|Gardner, Richard - CORNELL UNIVERSITY|
|Wilson, David - CORNELL UNIVERSITY|
|Wang, Gui - UNIV. OF ILLINOIS, URBANA|
|Shoemaker, Nadja - UNIV. OF ILLINOIS, URBANA|
Submitted to: Applied and Environmental Microbiology
Publication Type: Peer Reviewed Journal
Publication Acceptance Date: November 4, 1995
Publication Date: N/A
Interpretive Summary: Ruminant farm animals (cattle, sheep, goats) lose their capacity to digest cellulose, a major component of many animal feeds, when the diets are high in starch. Starch causes a decrease in ruminal pH (an increase in acidity) and cellulolytic (cellulose-digesting) bacteria cannot tolerate even a modest decline in pH. We have undertaken a project to convert an acid- resistant bacterium into one that can digest cellulose at low pH. This project entails the conversion of an endoglucanase (a cellulolytic enzyme that digests soluble cellulose efficiently, but which digests the native cellulose found in plants either poorly or not at all) into a true cellulase. This is being done by the addition of a "cellulose-binding domain" to the endoglucanase, which would allow it bind to, and digest, native cellulose. This manuscript describes a procedure for transferring the reconstructed gene back into the cellulolytic ruminal bacterium. If this project is successful, we will be able to re-inoculate the rumen with an acid-resistant cellulolytic bacterium and increase the efficiency of cellulose digestion in animals that have low ruminal pH. The net result would be to increase the efficiency with which ruminant produce meat and milk.

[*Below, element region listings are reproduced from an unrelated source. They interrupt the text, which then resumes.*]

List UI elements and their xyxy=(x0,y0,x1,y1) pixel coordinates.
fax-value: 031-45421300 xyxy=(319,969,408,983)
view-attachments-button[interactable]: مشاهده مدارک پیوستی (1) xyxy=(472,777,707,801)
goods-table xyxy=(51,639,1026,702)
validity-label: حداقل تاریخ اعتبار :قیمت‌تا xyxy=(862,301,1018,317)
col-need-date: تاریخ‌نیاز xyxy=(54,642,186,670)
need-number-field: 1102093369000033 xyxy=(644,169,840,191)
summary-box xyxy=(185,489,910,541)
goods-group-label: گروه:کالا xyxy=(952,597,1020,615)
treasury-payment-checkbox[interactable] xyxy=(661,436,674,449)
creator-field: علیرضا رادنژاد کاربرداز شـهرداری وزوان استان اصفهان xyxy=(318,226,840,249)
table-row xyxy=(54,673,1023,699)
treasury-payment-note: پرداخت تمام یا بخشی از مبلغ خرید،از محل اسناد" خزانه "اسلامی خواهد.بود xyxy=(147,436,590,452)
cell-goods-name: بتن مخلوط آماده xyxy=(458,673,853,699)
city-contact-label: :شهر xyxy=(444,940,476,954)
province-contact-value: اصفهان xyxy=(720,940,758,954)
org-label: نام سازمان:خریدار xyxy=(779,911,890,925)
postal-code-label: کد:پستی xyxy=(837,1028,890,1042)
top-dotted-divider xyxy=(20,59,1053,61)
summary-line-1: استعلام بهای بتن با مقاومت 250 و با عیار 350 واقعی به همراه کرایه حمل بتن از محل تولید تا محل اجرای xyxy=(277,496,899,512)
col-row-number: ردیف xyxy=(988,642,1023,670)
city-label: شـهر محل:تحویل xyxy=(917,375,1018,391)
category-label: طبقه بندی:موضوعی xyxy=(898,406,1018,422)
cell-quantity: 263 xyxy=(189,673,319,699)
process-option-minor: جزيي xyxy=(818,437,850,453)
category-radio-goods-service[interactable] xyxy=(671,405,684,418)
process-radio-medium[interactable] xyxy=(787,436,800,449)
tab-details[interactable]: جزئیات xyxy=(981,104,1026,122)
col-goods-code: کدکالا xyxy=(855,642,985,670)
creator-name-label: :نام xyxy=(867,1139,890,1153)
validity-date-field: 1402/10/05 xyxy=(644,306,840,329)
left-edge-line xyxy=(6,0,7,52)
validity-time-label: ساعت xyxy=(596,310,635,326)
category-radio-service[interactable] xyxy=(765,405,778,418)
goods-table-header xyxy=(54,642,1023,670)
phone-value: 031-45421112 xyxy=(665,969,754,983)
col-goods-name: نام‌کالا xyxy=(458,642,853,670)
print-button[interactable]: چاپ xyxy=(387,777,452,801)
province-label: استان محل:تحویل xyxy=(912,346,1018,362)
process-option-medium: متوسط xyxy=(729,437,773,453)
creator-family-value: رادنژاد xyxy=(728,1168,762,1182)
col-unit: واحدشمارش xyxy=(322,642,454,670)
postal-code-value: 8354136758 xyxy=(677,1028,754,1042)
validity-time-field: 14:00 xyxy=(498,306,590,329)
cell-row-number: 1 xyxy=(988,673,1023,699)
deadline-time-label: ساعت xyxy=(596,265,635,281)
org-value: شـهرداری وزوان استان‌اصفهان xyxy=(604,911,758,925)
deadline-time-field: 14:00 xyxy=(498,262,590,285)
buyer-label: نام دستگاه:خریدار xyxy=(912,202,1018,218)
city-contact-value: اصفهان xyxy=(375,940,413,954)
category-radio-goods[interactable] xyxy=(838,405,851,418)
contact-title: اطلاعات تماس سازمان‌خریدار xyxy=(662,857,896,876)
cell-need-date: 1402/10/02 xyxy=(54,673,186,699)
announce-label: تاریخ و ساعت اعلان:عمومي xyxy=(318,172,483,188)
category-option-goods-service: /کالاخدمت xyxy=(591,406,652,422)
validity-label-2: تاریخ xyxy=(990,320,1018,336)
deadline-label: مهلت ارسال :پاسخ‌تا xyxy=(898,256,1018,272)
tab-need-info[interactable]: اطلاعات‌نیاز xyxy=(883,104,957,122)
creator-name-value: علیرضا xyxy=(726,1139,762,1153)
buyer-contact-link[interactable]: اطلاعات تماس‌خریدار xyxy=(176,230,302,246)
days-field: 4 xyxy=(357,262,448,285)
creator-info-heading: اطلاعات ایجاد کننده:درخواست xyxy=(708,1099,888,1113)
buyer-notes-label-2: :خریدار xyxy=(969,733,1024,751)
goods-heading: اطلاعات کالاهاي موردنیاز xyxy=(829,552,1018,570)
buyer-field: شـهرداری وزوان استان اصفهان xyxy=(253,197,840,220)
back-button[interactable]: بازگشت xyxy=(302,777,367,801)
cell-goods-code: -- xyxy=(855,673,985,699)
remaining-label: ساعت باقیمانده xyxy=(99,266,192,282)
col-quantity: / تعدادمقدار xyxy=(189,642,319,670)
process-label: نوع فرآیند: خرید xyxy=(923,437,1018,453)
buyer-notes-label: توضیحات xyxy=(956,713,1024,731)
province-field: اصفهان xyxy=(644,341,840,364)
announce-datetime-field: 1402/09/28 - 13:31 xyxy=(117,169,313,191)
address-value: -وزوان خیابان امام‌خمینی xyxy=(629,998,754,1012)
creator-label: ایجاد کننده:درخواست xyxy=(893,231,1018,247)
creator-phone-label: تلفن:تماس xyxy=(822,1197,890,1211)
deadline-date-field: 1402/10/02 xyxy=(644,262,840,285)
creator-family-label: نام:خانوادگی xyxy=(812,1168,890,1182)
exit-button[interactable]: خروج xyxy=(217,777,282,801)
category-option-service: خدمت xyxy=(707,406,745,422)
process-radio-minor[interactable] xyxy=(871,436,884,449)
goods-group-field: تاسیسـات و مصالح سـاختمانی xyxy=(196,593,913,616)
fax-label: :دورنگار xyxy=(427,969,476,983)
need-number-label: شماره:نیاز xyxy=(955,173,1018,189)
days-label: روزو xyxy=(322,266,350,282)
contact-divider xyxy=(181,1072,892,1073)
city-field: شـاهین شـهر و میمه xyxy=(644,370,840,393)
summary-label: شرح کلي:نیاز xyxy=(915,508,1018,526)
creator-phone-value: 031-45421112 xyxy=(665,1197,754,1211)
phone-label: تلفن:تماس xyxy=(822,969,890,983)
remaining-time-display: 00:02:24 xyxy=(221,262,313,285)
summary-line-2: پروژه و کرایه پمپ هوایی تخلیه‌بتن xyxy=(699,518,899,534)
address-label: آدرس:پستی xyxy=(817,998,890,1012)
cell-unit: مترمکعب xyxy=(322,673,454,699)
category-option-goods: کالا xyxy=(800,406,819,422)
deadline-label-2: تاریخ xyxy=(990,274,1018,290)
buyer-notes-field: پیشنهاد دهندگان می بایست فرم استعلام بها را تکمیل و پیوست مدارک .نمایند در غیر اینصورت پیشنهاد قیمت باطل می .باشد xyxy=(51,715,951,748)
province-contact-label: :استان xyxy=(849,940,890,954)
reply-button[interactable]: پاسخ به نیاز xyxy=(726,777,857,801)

Technical Abstract: A CMCase from Prevotella ruminicola B14 was reconstructed by adding a cellulose binding domain was transferred from Escherichia coli to Bacteroides uniformis 0061 strains using a resistance shuttle vector (pTC- COW). pTC-COW was constructed to facilitate conjugal transfer of vectors from B. uniformis to P. ruminicola recipients. B. uniformis containing CMCase constructs cloned into pTC-COW expressed Cmr, but they did not produce the reconstructed CMCase until a xylanase promoter from P. ruminicola 23 was added upstream of the CMCase (pTC-XRCMC). The xylanase promoter allowed the B. uniformis to produce large amounts of the reconstructed CMCase. Although the reconstructed CMCase alone did not allow B. uniformis to grow on acid swollen cellulose, rapid growth was observed when two exocellulases were added to the culture supernatant. The frequency of transfer of pTC-XRCMC from B. uniformis to P. ruminicola B14 was increased 100-fold when strictly anaerobic conditions, nitrocelluose filters, & more stringent selections were employed. Although the P. ruminicola B14 (pTC-XRCMC) transconjugants expressed Tc1 & had DNA that hybridized with a probe to the shuttle vector, these transconjugants did not produce detectable levels of the reconstructed CMCase even when xylan was in the carbon source. Based on these results, it appears that the promoters recognized by B. uniformis & P. ruminicola 23 are functional in P. ruminicola B14. However, the results with b. uniformis suggest that the introduction of a P. ruminicola B14 promoter should allow expression of the reconstructed CMCase in P. ruminicola B14.